The court recorded Mr Venkataramani’s submission that deliberations on the colonial-era law were at a “quite advanced stage”. It posted the matter for further hearing in the second week of August 2023.

In May last year, the Court, in an interim order, The use of section 124A was suspendedStaying of pending criminal cases and court proceedings under Section 124A across the country.

However, in October 2022, the petitioners moved the apex court alleging that the arrest and trial under Section 124A continued despite a stay.

On May 1, the central government had assured the court on October 31 last year that it was re-examining the colonial provision and “something might happen” in the then winter session of Parliament.

The Center had further told a division bench headed by then Chief Justice UU Lalit (retd) that no “offence”, as claimed by the petitioners, had come to its notice.

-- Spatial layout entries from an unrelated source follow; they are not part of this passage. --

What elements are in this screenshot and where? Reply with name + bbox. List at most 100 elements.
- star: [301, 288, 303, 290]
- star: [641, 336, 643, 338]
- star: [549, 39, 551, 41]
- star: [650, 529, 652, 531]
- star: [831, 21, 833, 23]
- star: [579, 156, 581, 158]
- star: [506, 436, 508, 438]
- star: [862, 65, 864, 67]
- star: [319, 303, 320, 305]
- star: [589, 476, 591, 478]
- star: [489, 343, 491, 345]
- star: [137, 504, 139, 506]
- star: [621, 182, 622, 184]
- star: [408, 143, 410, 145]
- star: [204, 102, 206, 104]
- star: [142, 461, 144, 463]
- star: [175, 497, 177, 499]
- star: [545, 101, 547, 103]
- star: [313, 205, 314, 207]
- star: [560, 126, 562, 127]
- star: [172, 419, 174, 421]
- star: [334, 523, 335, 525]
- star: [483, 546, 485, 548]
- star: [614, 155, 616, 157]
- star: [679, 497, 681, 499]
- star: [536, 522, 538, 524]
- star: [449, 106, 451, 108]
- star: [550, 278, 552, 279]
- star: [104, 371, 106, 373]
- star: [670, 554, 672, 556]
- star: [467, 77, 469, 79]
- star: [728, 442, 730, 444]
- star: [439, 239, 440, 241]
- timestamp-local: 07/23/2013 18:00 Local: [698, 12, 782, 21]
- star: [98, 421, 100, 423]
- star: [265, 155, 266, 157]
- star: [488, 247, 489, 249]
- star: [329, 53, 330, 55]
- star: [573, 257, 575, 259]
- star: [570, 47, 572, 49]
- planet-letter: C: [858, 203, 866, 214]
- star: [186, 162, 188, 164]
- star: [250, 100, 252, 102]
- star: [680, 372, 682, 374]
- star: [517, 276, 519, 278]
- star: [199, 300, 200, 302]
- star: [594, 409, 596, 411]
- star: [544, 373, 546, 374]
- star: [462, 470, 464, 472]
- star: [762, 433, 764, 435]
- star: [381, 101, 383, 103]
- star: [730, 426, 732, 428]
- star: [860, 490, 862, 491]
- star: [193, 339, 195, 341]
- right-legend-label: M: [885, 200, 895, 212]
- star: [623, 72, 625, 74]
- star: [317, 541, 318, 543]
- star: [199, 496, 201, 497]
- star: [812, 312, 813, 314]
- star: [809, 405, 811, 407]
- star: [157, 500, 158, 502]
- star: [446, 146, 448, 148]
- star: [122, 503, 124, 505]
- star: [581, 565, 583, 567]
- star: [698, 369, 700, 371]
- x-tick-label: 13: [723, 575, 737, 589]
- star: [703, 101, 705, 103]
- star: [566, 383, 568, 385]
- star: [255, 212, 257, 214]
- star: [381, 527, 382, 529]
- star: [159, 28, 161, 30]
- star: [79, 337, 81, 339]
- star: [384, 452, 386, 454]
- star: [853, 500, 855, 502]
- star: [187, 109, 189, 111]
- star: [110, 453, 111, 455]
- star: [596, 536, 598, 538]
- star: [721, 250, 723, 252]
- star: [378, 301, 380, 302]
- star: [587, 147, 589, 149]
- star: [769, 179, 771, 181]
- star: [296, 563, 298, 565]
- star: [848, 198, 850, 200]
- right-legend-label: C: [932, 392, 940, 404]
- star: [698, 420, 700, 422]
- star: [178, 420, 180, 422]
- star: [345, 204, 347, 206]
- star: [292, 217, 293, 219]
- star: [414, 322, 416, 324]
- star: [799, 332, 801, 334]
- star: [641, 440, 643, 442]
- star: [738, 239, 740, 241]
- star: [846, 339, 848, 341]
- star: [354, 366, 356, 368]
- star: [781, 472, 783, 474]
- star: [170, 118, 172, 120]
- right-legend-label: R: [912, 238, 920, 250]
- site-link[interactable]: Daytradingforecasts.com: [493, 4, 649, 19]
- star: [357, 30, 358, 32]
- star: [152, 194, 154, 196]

On 26 April, the counsel for the petitioners including senior advocate Gopal Sankaranarayanan, advocates Kaleeswaram Raj, PB Suresh, Vipin Nair and Prasanna S urged the court to take up the matter and strike down the provision of section 124A.

Mr Raj said that the May 2022 order had only kept section 124A in abeyance, requiring the provision to be struck down immediately instead of taking a place on the statute book indefinitely.

For now, the court has deferred its decision on whether the matter should be referred to a five- or seven-judge constitution bench on the strength of the Attorney General’s submission.

A judicial decision on the question of striking down Section 124A may require an examination of the 1962 Constitution Bench judgment in the Kedar Nath Singh case.

This six-decade-old judgment by a five-judge bench had upheld the validity of section 124A, though limited its applicability to “activities inciting violence or creating public disorder or disturbing public tranquillity”. .

However, the petitioners, who include senior journalists and prominent bodies and personalities, have argued that the provision has been grossly misused by the government to curtail the fundamental rights to life, dignity, personal liberty and freedom of protest and dissent. Has gone.

In an earlier hearing, senior advocate Kapil Sibal argued that there has been a “sea-change” in the law since the 1962 judgement. Mr Sibal had pointed out how the right to protest and the right to dissent was stifled by the sedition law.

He had said that the court should look beyond the Kedarnath judgment and seek a judicial account of how the law of sedition was used by the state to nullify the right to life and equal treatment.